A disputa por cargos junto ao Poder Público acreano não parece ter mais o mesmo apelo, ao menos em relação aos cargos cujo acesso deve se dar na forma de concurso público. Em seis decretos publicados nesta segunda-feira (26), o governador do Estado cancelou 105 nomeações para cargos de nível médio e superior em duas secretarias.
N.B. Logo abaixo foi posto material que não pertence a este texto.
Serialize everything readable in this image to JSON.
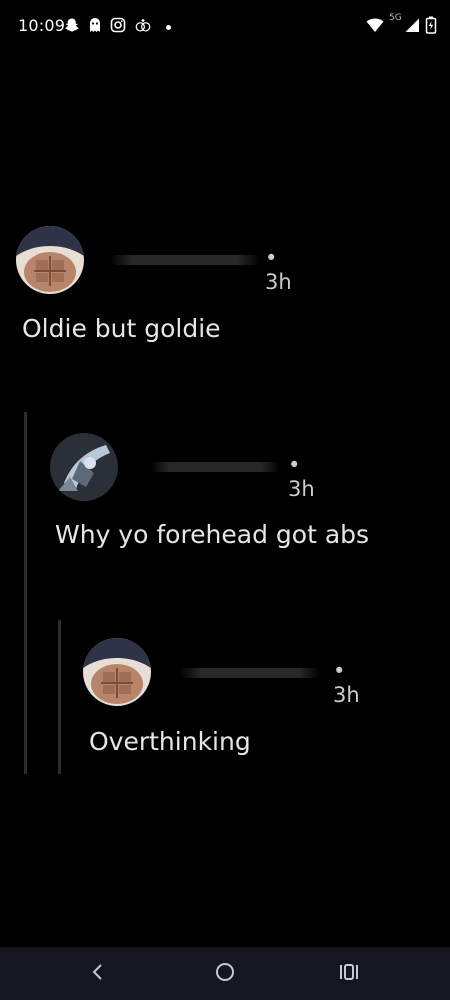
{
  "status_bar": {
    "time": "10:09",
    "icons_left": [
      "snapchat-icon",
      "ghost-icon",
      "instagram-icon",
      "rings-icon"
    ],
    "network_label": "5G",
    "icons_right": [
      "wifi-icon",
      "signal-icon",
      "battery-icon"
    ]
  },
  "thread": {
    "comments": [
      {
        "time": "• 3h",
        "text": "Oldie but goldie"
      },
      {
        "time": "• 3h",
        "text": "Why yo forehead got abs"
      },
      {
        "time": "• 3h",
        "text": "Overthinking"
      }
    ]
  },
  "nav_bar": {
    "buttons": [
      "back-icon",
      "home-icon",
      "recents-icon"
    ]
  },
  "colors": {
    "background": "#000000",
    "text": "#e6e6e6",
    "timestamp": "#cccccc",
    "thread_line": "#2c2c2c",
    "nav_bar": "#15161e"
  }
}
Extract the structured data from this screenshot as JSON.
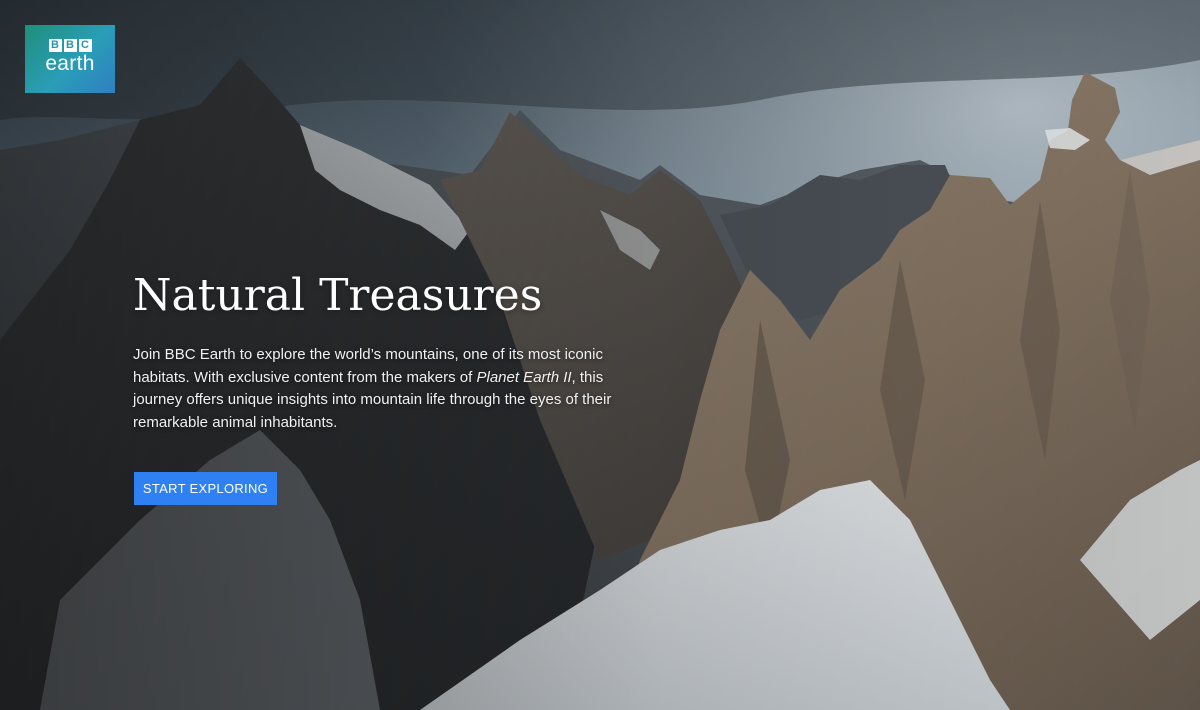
{
  "logo": {
    "letters": [
      "B",
      "B",
      "C"
    ],
    "word": "earth"
  },
  "hero": {
    "title": "Natural Treasures",
    "description_before": "Join BBC Earth to explore the world’s mountains, one of its most iconic habitats. With exclusive content from the makers of ",
    "description_italic": "Planet Earth II",
    "description_after": ", this journey offers unique insights into mountain life through the eyes of their remarkable animal inhabitants.",
    "cta_label": "START EXPLORING"
  },
  "colors": {
    "cta_background": "#2f80f3",
    "logo_gradient_start": "#1f8f7a",
    "logo_gradient_end": "#2f7fc2"
  },
  "background": {
    "image": "snowy mountain ridge photograph"
  }
}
Questionada sobre os fatos, a Assecom não se manifestou.

Nos decretos de cancelamento para a Secretaria de Saúde do Estado do Acre (Sesacre) e Secretaria de Educação e Esportes (SEE) foi o mesmo: “após as nomeações para os cargos …, a[os] candidata[s] que menciona não tomou[aram] posse no prazo estabelecido”.
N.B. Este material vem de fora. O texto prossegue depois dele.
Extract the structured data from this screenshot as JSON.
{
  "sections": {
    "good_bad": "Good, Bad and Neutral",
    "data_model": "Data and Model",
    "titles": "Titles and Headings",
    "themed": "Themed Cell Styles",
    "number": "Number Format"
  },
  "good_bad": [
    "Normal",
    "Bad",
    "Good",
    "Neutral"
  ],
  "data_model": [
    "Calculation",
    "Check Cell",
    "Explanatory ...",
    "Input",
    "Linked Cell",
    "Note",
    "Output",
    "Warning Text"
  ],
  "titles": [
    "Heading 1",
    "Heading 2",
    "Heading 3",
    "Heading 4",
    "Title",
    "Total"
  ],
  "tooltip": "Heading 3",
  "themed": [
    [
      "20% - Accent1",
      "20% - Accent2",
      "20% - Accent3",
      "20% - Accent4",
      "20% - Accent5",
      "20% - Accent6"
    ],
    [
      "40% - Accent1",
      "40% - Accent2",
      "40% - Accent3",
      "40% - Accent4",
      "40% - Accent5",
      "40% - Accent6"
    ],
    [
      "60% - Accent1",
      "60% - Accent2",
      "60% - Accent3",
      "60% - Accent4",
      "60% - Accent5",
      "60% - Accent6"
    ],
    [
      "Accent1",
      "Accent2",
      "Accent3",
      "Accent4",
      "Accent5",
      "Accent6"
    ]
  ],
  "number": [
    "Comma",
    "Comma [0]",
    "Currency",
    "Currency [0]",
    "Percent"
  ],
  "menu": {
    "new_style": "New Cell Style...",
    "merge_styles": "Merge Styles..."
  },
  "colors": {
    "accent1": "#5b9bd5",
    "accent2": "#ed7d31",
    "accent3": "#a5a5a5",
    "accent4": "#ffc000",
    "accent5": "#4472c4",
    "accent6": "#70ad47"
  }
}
Médicos e professores desistem

Nem mesmo os cargos mais qualificados, como médicos, psicólogos e professores parecem estar atraindo mais os profissionais. Neste caso, o déficit fica maior nas cidades do interior, em uma razão proporcional à distância da capital, embora esta também tenha sua cota de defecções.

As desistências também se espalham por todo o Estado, indo de Porto Acre até Brasileia, desta a Assis Brasil (1%) e chegando a Cruzeiro do Sul (8%), voltando por Sena Madureira (9%) e Bujari (1%) e, é claro, passando por Rio Branco (36%).

Administrativos da SEE são maioria

Em geral, os cargos de nível médio foram os com os maiores números de desistências, com 75 casos (71,4%). Para os cargos de nível superior foram 30 desistências (28,6%).

Na SEE, 71 pessoas não quiseram assumir os cargos para os quais foram aprovados em concurso, dos quais 66 eram cargos administrativos e cinco eram de professores.

Na Sesacre os cargos de nível médio com desistência por parte dos aprovados foram nove. Os cargos de nível superior cujos selecionados desistiram de tomar posse podem ser distribuídos em três grupos: administrativos (5); aplicado e complementar a Saúde (9) e médicos (11).

Sem explicações oficiais

Como os decretos governamentais abrangiam duas secretarias e cargos diversos de nível superior e médio, com vagas espalhadas por várias cidades do Acre, foi encaminhado um pedido de informações para a Assessoria de Comunicação do Governo do Estado (Assecom),

Até fechamento desta edição não houve retorno do pedido de informações, o que impediu de ser ter uma ideia de como pretende o governo atuar para evitar estes problemas, cujas nomeações findam por dificultar a prestação de serviços para a sociedade, notadamente com a falta de médicos, psicólogos, enfermeiros e professores.